Often times, businesses without websites will struggle to attract customers and generate leads. A well-designed website can help you build brand awareness, trust, and authority in your industry space. Additionally, building an effective website can help you sell more products or services as customers can easily find what they are looking for on your site.

While there are many things that go into building an effective website, the three main elements are content (information that is written), design (layout and graphics), and SEO (search engine optimization). Content must be accurate, updated regularly, and relevant to your audience; design should be simple to understand and easy to navigate; and SEO should be targeted towards helping your website rank higher in search engines.

Microsite - yet another beast to tame

A microsite is a unique web construction that has similarities to both a landing page and website. Essentially, a microsite is a page that explains a business, product, or service on one page. The page may be longer than a landing page, but it doesn't have the same depth and breadth as a full-blown website. This makes it more similar to a One Page, but in this case it can easily have a few simple subpages.

Microsites are perfect for apps, upcoming products or services, freelance workers, and any company wishing to promote their product in an efficient and cost-effective manner. Microsites make it easy for visitors to navigate around the site, as they often contain internal linking that takes them to different sections across the page. This makes it easy for customers or target audience to find what they are looking for without having to search through lengthy pages. Additionally, microsites are ideal for companies with large promotional campaigns – as they can focus on one specific area without jeopardizing traffic from other areas of the site (e.g. blog posts).

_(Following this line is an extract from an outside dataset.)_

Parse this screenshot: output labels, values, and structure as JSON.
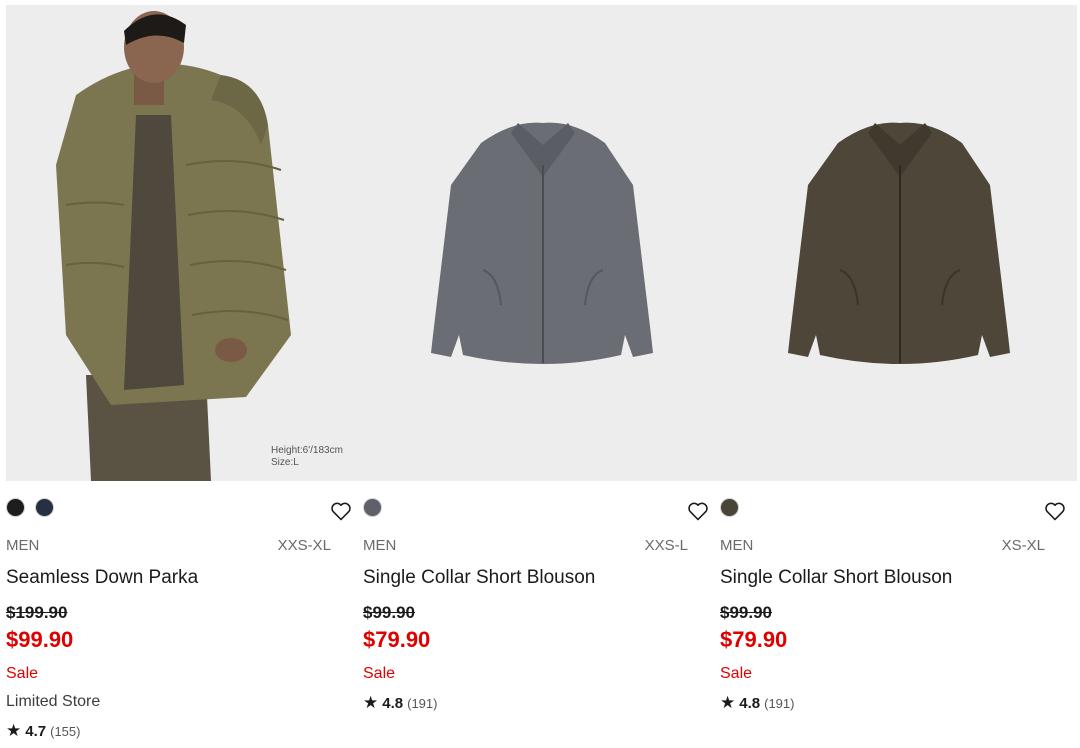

So if you're unsure whether you should go with a landing page or website, consider going with a microsite – it's likely to be just as successful as either option!


  • One Page websites are simple and typically consist of only a home page, making them ideal for companies with minimal content or a specific product or service.

  • Landing Pages are specifically designed for marketing campaigns and are often used to generate leads or conversions.

  • Landing Pages should be designed to provide value to potential customers and have a clear call to action, while One Page websites focus more on visual appeal and creativity.

In summary, both landing pages and one page websites are effective ways of promoting your business. It just depends on the specific needs of your business. When you are unsure on what to choose, you can simply contact a software development company or IT consulting firm.